National Review Online
Saturday, May 17, 2025
Recent local elections are a reminder that voters in
Britain are fed up with mass immigration. And the current Labour government is
responding.
Repurposing a slogan from the Brexiteers, Labour Prime
Minister Keir Starmer said that his country would “finally take back control”
of its borders — and that he would “close the book on a squalid chapter of our
politics, our economy, and our culture.”
In a frank and welcome speech from a British political
leader, Starmer lambasted the previous Tory government for campaigning on
taking control of the border and then doing nothing. “Between 2019 and 2023,
even as they were going around our country telling people, with a straight
face, they would get immigration down, net migration quadrupled,” Starmer
huffed. “Until in 2023, it reached nearly 1 million, which is about the
population of Birmingham, our second-largest city.
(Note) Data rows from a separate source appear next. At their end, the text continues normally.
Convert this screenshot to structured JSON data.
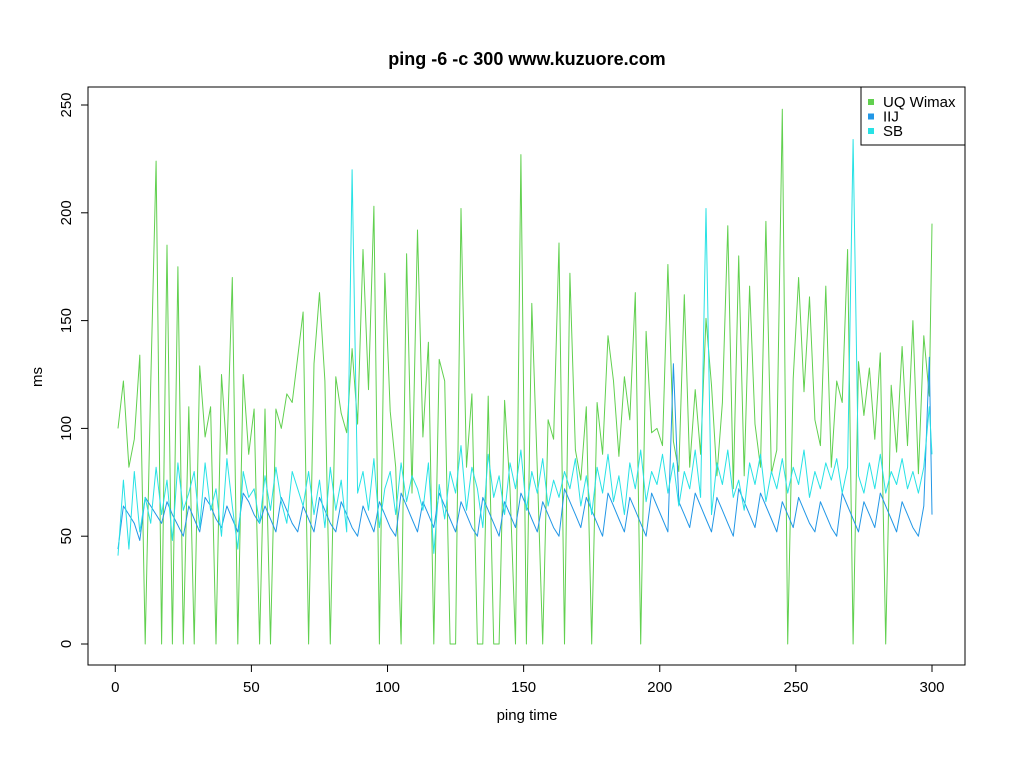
{
  "chart_data": {
    "type": "line",
    "title": "ping -6 -c 300 www.kuzuore.com",
    "xlabel": "ping time",
    "ylabel": "ms",
    "xlim": [
      1,
      300
    ],
    "ylim": [
      0,
      250
    ],
    "x_ticks": [
      0,
      50,
      100,
      150,
      200,
      250,
      300
    ],
    "y_ticks": [
      0,
      50,
      100,
      150,
      200,
      250
    ],
    "legend_position": "top-right",
    "grid": false,
    "series": [
      {
        "name": "UQ Wimax",
        "color": "#61d04f",
        "x": [
          1,
          3,
          5,
          7,
          9,
          11,
          13,
          15,
          17,
          19,
          21,
          23,
          25,
          27,
          29,
          31,
          33,
          35,
          37,
          39,
          41,
          43,
          45,
          47,
          49,
          51,
          53,
          55,
          57,
          59,
          61,
          63,
          65,
          67,
          69,
          71,
          73,
          75,
          77,
          79,
          81,
          83,
          85,
          87,
          89,
          91,
          93,
          95,
          97,
          99,
          101,
          103,
          105,
          107,
          109,
          111,
          113,
          115,
          117,
          119,
          121,
          123,
          125,
          127,
          129,
          131,
          133,
          135,
          137,
          139,
          141,
          143,
          145,
          147,
          149,
          151,
          153,
          155,
          157,
          159,
          161,
          163,
          165,
          167,
          169,
          171,
          173,
          175,
          177,
          179,
          181,
          183,
          185,
          187,
          189,
          191,
          193,
          195,
          197,
          199,
          201,
          203,
          205,
          207,
          209,
          211,
          213,
          215,
          217,
          219,
          221,
          223,
          225,
          227,
          229,
          231,
          233,
          235,
          237,
          239,
          241,
          243,
          245,
          247,
          249,
          251,
          253,
          255,
          257,
          259,
          261,
          263,
          265,
          267,
          269,
          271,
          273,
          275,
          277,
          279,
          281,
          283,
          285,
          287,
          289,
          291,
          293,
          295,
          297,
          299,
          300
        ],
        "values": [
          100,
          122,
          82,
          95,
          134,
          0,
          120,
          224,
          0,
          185,
          0,
          175,
          0,
          110,
          0,
          129,
          96,
          110,
          0,
          125,
          88,
          170,
          0,
          125,
          88,
          109,
          0,
          109,
          0,
          109,
          100,
          116,
          112,
          133,
          154,
          0,
          130,
          163,
          122,
          0,
          124,
          107,
          98,
          137,
          102,
          183,
          118,
          203,
          0,
          172,
          108,
          82,
          0,
          181,
          70,
          192,
          96,
          140,
          0,
          132,
          122,
          0,
          0,
          202,
          82,
          116,
          0,
          0,
          115,
          0,
          0,
          113,
          72,
          0,
          227,
          0,
          158,
          81,
          0,
          104,
          95,
          186,
          0,
          172,
          90,
          76,
          110,
          0,
          112,
          88,
          143,
          122,
          87,
          124,
          104,
          163,
          0,
          145,
          98,
          100,
          92,
          176,
          94,
          80,
          162,
          82,
          118,
          88,
          151,
          120,
          78,
          112,
          194,
          72,
          180,
          78,
          166,
          102,
          82,
          196,
          79,
          90,
          248,
          0,
          123,
          170,
          117,
          161,
          104,
          92,
          166,
          82,
          122,
          112,
          183,
          0,
          131,
          106,
          128,
          95,
          135,
          0,
          120,
          89,
          138,
          92,
          150,
          79,
          143,
          115,
          195
        ]
      },
      {
        "name": "IIJ",
        "color": "#2297e6",
        "x": [
          1,
          3,
          5,
          7,
          9,
          11,
          13,
          15,
          17,
          19,
          21,
          23,
          25,
          27,
          29,
          31,
          33,
          35,
          37,
          39,
          41,
          43,
          45,
          47,
          49,
          51,
          53,
          55,
          57,
          59,
          61,
          63,
          65,
          67,
          69,
          71,
          73,
          75,
          77,
          79,
          81,
          83,
          85,
          87,
          89,
          91,
          93,
          95,
          97,
          99,
          101,
          103,
          105,
          107,
          109,
          111,
          113,
          115,
          117,
          119,
          121,
          123,
          125,
          127,
          129,
          131,
          133,
          135,
          137,
          139,
          141,
          143,
          145,
          147,
          149,
          151,
          153,
          155,
          157,
          159,
          161,
          163,
          165,
          167,
          169,
          171,
          173,
          175,
          177,
          179,
          181,
          183,
          185,
          187,
          189,
          191,
          193,
          195,
          197,
          199,
          201,
          203,
          205,
          207,
          209,
          211,
          213,
          215,
          217,
          219,
          221,
          223,
          225,
          227,
          229,
          231,
          233,
          235,
          237,
          239,
          241,
          243,
          245,
          247,
          249,
          251,
          253,
          255,
          257,
          259,
          261,
          263,
          265,
          267,
          269,
          271,
          273,
          275,
          277,
          279,
          281,
          283,
          285,
          287,
          289,
          291,
          293,
          295,
          297,
          299,
          300
        ],
        "values": [
          44,
          64,
          60,
          56,
          48,
          68,
          64,
          60,
          56,
          66,
          60,
          55,
          50,
          64,
          58,
          52,
          68,
          64,
          58,
          54,
          64,
          58,
          52,
          70,
          66,
          60,
          56,
          64,
          58,
          52,
          68,
          62,
          56,
          52,
          64,
          58,
          52,
          68,
          62,
          56,
          52,
          66,
          60,
          54,
          50,
          64,
          58,
          52,
          66,
          60,
          54,
          50,
          70,
          64,
          58,
          52,
          66,
          60,
          54,
          70,
          64,
          58,
          52,
          66,
          60,
          54,
          50,
          68,
          62,
          56,
          50,
          66,
          60,
          54,
          70,
          64,
          58,
          52,
          66,
          60,
          54,
          50,
          72,
          66,
          60,
          54,
          68,
          62,
          56,
          50,
          70,
          64,
          58,
          52,
          68,
          62,
          56,
          50,
          70,
          64,
          58,
          52,
          130,
          66,
          60,
          54,
          70,
          64,
          58,
          52,
          68,
          62,
          56,
          50,
          72,
          66,
          60,
          54,
          70,
          64,
          58,
          52,
          66,
          60,
          54,
          68,
          62,
          56,
          52,
          66,
          60,
          54,
          50,
          70,
          64,
          58,
          52,
          66,
          60,
          54,
          70,
          64,
          58,
          52,
          66,
          60,
          54,
          50,
          64,
          133,
          60
        ]
      },
      {
        "name": "SB",
        "color": "#28e2e5",
        "x": [
          1,
          3,
          5,
          7,
          9,
          11,
          13,
          15,
          17,
          19,
          21,
          23,
          25,
          27,
          29,
          31,
          33,
          35,
          37,
          39,
          41,
          43,
          45,
          47,
          49,
          51,
          53,
          55,
          57,
          59,
          61,
          63,
          65,
          67,
          69,
          71,
          73,
          75,
          77,
          79,
          81,
          83,
          85,
          87,
          89,
          91,
          93,
          95,
          97,
          99,
          101,
          103,
          105,
          107,
          109,
          111,
          113,
          115,
          117,
          119,
          121,
          123,
          125,
          127,
          129,
          131,
          133,
          135,
          137,
          139,
          141,
          143,
          145,
          147,
          149,
          151,
          153,
          155,
          157,
          159,
          161,
          163,
          165,
          167,
          169,
          171,
          173,
          175,
          177,
          179,
          181,
          183,
          185,
          187,
          189,
          191,
          193,
          195,
          197,
          199,
          201,
          203,
          205,
          207,
          209,
          211,
          213,
          215,
          217,
          219,
          221,
          223,
          225,
          227,
          229,
          231,
          233,
          235,
          237,
          239,
          241,
          243,
          245,
          247,
          249,
          251,
          253,
          255,
          257,
          259,
          261,
          263,
          265,
          267,
          269,
          271,
          273,
          275,
          277,
          279,
          281,
          283,
          285,
          287,
          289,
          291,
          293,
          295,
          297,
          299,
          300
        ],
        "values": [
          41,
          76,
          44,
          80,
          52,
          68,
          56,
          82,
          60,
          76,
          48,
          84,
          62,
          70,
          80,
          54,
          84,
          62,
          72,
          50,
          86,
          64,
          44,
          80,
          68,
          72,
          56,
          78,
          62,
          82,
          66,
          56,
          80,
          72,
          64,
          80,
          60,
          76,
          54,
          82,
          62,
          76,
          52,
          220,
          70,
          80,
          62,
          86,
          54,
          72,
          80,
          60,
          84,
          66,
          78,
          72,
          62,
          84,
          42,
          74,
          58,
          80,
          70,
          92,
          62,
          82,
          72,
          54,
          88,
          68,
          78,
          60,
          84,
          72,
          90,
          62,
          80,
          70,
          86,
          64,
          76,
          68,
          80,
          72,
          86,
          64,
          78,
          60,
          82,
          70,
          88,
          66,
          78,
          60,
          84,
          72,
          90,
          66,
          80,
          74,
          88,
          70,
          84,
          64,
          80,
          72,
          90,
          68,
          202,
          60,
          84,
          74,
          90,
          68,
          76,
          62,
          84,
          74,
          88,
          66,
          80,
          72,
          86,
          70,
          82,
          74,
          90,
          68,
          80,
          72,
          84,
          76,
          86,
          70,
          82,
          234,
          78,
          70,
          84,
          72,
          88,
          70,
          80,
          74,
          86,
          72,
          80,
          70,
          82,
          110,
          88
        ]
      }
    ]
  }
}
That’s not control — it’s
chaos.”
In a demonstration that some of the old political taboos
erected upon the grave of Enoch Powell have been shattered, a Labour leader
said that his country was becoming “an island of strangers.”
These are astonishing words from any political leader in
the United Kingdom, all the more so because it was Tony Blair’s popular Labour
government that opened this very chapter in British history. The nearly 30-year
period from 1997 to now will have a primary header in the history books, the
Demographic and Social Transformation of England. And for once, these words
are, it seems, going to be backed by some action. Perhaps the most important
(for now) is that the government plans to retroactively extend the residency
requirement for the grant of an Indefinite Leave to Remain (roughly, the
equivalent of a green card) from five to ten years, timing designed to limit
the extent to which the “Boriswave” surge of migrants can take root. This
influx followed poorly thought-through changes to visa rules introduced in 2021
— while Boris Johnson was prime minister. The proposed changes are a welcome
and overdue first step.
Cambridge historian Robert Tombs wrote that if a nation
is a people with a sense of kinship, a political identity, and representative
institutions, then England may be able to claim to be the oldest nation on
Earth. And yet England (more than Wales, Scotland, and Northern Ireland) has
been utterly transformed since 1997, when Tony Blair’s Labour government sought
to remake the nation as a “multi-cultural society.” The foreseeable social
problems have been ignored for decades by successive Labour and Conservative
governments, vindicating G. K. Chesterton’s century-old observation: “The
business of Progressives is to go on making mistakes. The business of
Conservatives is to prevent mistakes from being corrected. Even when the
revolutionist might himself repent of his revolution, the traditionalist is
already defending it as part of his tradition.”
Politically, Starmer’s speech is risky. At times, it
seems the only words missing from it were, “Nigel Farage was right, there I
said it.” Critics believe it could transform the next election into a simple
test: Whom do you trust more on immigration, a Reform party that was always
sincerely opposed, or a chastened Labour Party? It would be a binary choice
from which the Tories are, rather notably, missing. Kemi Badenoch, the
Conservatives’ new leader, had recently (and belatedly) proposed doubling the ILR’s residency
period, but she has now been outflanked. Starmer can now portray himself as
someone who is trying to clean up the worst of the immigration disaster the
Tories left behind.
Voters worried about immigration may find the choice
between Labour and Reform less straightforward than Reform may hope. Starmer’s
speech was reportedly crafted by Morgan McSweeney, the notorious Downing Street
political Svengali. McSweeney, an Irishman, has seen off a nationalist
challenge from the right to Labour before and understands that territory. He’s
routinely refocused Labour away from metropolitan lifestyle liberalism, to
bread-and-butter issues of government delivering good service. But if Starmer
wants to seal the deal with voters tempted by Reform, he will have to do more.
In Denmark, the center-left Social Democrats swung behind an immigration policy
tougher than Starmer’s and have been rewarded with a sharp drop in support for
the populist right. That would be an obvious precedent for Starmer to follow,
but he also has to hang on to Labour’s support among Muslim voters, a key
constituency he cannot afford to lose. They have started to vote for sectarian
alternatives.
We praise Starmer guardedly for his courage, while
recognizing the cunning behind it. This week’s turnabout should be a lesson to
all Tories, and to Republicans here in the United States if they haven’t
learned it already. Voters will eventually get what they want. And if they
can’t get it from you, someone will make an opportunity of your failure to
deliver. We live in an age in which the internet, falling travel fees, and
globalization of culture have all dramatically reduced the financial and social
costs of emigration. Voters in first-world countries are desperate for a sense
of control over their own destinies in this new environment. Starmer’s Labour
is now promising exactly that. He has to deliver or he will have finally opened
the door to Nigel Farage and the Reform party.